Obtain a urine specimen and measure specific gravity.
Medical causes
Cause | Clinical Features | Notes |
Acute tubular necrosis (diuretic phase) | Polyuria <8 L/day, urine SG ≤1.010, weight loss, decreasing edema, nocturia | Gradually subsides over 8–10 days |
Diabetes insipidus | Polyuria ~5 L/day (may reach 30 L/day), SG ≤1.005, polydipsia, nocturia, fatigue, dehydration | Central or nephrogenic; extreme polyuria possible |
Diabetes mellitus | Polyuria ≤5 L/day, SG ≥1.020, polydipsia, polyphagia, weight loss, nocturia, fatigue, dehydration, frequent infections | Hyperglycemia-induced osmotic diuresis |
Chronic glomerulonephritis | Polyuria progressing to oliguria, SG ~1.010, nausea, vomiting, fatigue, edema, headache, hypertension, frothy/malodorous urine, proteinuria | Gradual loss of renal concentrating ability |
Postobstructive uropathy | Polyuria >5 L/day, SG <1.010, bladder distention, edema, nocturia, weight loss | Occurs transiently after resolution of obstruction |
Psychogenic polydipsia | Polyuria 3–15 L/day (depending on intake), headache, blurred vision, depression, edema, hypertension, weight gain, occasional stupor/coma | Overhydration may lead to heart failure |
Other Causes
Diagnostic tests: Contrast media in radiographic studies may transiently induce polyuria.
Drugs: Diuretics, cardiotonics, vitamin D, demeclocycline, phenytoin, lithium, propoxyphene.
Special Considerations
Maintain adequate fluid balance; record intake and output accurately.
Weigh the patient daily and monitor vital signs.
Review medications for potential contributors and adjust if possible.
Prepare for laboratory studies: serum electrolytes, osmolality, blood urea nitrogen, creatinine.
Patient Counseling
Explain the underlying disorder and the importance of fluid replacement.
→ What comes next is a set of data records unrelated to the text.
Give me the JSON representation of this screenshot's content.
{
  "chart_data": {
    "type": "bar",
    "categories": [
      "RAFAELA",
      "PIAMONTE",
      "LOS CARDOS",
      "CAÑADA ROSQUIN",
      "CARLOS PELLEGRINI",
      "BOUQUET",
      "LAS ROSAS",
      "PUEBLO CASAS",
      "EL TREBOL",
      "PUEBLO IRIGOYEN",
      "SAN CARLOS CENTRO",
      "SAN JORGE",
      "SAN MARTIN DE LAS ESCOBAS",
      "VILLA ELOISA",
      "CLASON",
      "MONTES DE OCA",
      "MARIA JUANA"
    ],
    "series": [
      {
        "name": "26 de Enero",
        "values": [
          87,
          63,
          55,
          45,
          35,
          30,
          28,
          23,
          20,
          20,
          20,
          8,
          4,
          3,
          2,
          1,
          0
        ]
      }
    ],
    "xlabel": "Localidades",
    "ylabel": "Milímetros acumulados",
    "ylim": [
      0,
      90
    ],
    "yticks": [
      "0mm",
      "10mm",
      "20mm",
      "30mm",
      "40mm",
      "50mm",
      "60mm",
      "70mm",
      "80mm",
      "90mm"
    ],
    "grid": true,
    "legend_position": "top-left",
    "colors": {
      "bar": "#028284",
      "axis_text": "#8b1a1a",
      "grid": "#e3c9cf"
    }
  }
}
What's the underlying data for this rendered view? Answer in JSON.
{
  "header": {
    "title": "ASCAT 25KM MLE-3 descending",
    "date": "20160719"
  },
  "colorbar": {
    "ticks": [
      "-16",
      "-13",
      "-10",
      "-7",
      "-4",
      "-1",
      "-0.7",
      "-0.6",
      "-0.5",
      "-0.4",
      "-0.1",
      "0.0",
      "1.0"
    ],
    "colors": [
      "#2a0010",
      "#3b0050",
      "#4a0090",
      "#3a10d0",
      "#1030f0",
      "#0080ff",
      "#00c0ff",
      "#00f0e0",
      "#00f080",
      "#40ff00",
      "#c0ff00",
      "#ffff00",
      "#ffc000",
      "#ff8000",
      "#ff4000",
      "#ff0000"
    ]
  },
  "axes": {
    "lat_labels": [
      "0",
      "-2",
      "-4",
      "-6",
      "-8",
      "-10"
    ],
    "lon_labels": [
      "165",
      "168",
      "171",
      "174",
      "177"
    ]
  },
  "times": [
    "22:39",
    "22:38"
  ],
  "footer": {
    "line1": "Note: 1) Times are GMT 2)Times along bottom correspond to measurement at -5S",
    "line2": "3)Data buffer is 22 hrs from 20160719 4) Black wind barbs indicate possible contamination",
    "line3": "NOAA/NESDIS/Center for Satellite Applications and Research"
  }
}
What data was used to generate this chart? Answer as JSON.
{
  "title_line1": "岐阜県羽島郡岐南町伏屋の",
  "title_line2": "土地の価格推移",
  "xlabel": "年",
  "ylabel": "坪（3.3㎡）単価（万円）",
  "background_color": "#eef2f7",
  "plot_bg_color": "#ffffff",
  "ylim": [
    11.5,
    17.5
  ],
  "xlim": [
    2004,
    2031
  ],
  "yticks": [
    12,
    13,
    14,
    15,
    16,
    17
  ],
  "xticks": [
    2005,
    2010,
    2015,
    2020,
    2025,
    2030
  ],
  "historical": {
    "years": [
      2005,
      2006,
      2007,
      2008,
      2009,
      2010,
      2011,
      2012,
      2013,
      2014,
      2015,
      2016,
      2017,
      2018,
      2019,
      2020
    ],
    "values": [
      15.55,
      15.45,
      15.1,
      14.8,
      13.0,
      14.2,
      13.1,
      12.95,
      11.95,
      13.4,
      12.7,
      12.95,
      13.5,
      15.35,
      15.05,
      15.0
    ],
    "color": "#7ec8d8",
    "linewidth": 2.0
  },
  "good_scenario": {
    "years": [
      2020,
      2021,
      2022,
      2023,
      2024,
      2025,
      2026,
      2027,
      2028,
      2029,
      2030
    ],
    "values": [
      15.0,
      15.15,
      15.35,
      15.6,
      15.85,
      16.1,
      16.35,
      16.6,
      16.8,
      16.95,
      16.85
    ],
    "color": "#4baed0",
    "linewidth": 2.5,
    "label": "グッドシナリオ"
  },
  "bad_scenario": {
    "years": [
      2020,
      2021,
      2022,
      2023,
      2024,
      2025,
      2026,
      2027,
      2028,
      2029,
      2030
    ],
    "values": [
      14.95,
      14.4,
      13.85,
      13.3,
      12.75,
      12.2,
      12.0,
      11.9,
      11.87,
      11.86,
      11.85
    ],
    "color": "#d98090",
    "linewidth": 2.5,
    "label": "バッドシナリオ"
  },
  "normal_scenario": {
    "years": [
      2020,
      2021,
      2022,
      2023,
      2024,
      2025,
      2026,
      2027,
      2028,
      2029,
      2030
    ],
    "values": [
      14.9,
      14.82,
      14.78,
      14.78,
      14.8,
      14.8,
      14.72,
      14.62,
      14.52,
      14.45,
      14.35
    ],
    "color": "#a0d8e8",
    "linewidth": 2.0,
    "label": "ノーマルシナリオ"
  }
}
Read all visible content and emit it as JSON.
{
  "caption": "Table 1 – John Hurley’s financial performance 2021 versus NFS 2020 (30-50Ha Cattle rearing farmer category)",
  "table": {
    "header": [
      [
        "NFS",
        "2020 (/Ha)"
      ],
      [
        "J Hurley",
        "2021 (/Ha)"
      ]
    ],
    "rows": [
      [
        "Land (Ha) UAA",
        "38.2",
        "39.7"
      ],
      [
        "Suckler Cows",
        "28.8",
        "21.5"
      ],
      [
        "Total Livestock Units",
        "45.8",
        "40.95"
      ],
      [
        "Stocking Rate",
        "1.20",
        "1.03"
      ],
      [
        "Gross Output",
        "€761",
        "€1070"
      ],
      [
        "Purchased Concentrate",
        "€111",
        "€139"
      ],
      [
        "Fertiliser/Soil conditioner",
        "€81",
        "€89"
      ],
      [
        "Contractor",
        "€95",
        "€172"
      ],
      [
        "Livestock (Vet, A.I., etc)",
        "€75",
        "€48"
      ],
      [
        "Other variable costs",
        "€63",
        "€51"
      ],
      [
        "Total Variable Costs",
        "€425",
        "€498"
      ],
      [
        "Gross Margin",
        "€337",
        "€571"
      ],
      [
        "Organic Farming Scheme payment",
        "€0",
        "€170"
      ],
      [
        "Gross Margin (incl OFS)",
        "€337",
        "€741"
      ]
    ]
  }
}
Teach signs of dehydration to monitor at home.
Emphasize daily weight monitoring and reporting abnormal findings.
Pediatric Pointers
Major pediatric causes: congenital nephrogenic diabetes insipidus, medullary cystic disease, polycystic kidney disease, distal renal tubular acidosis.
Children are at higher risk for dehydration; check urine specific gravity with each void.
Watch for decreased weight, dry mucous membranes, pale/mottled skin, low urine output, or absent tears.
Geriatric Pointers
Chronic polyuria in elderly patients often indicates underlying disease.
Evaluate for malignancy or other systemic conditions contributing to polyuria.
References
Berkowitz, C. D. Berkowitz’s Pediatrics: A Primary Care Approach (4th ed.). USA: American Academy of Pediatrics; 2012.
Buttaro, T. M., Tybulski, J., Bailey, P. P., Sandberg-Cook, J. Primary Care: A Collaborative Practice (pp. 444–447). St. Louis, MO: Mosby Elsevier; 2008.
Colyar, M. R. Well-Child Assessment for Primary Care Providers. Philadelphia, PA: F.A. Davis; 2003.
Lehne, R. A. Pharmacology for Nursing Care (7th ed.). St. Louis, MO: Saunders Elsevier; 2010.
McCance, K. L., Huether, S. E., Brashers, V. L., Rote, N. S. Pathophysiology: The Biologic Basis for Disease in Adults and Children. Maryland Heights, MO: Mosby Elsevier; 2010.
Sommers, M. S., Brunner, L. S. Pocket Diseases. Philadelphia, PA: F.A. Davis; 2012.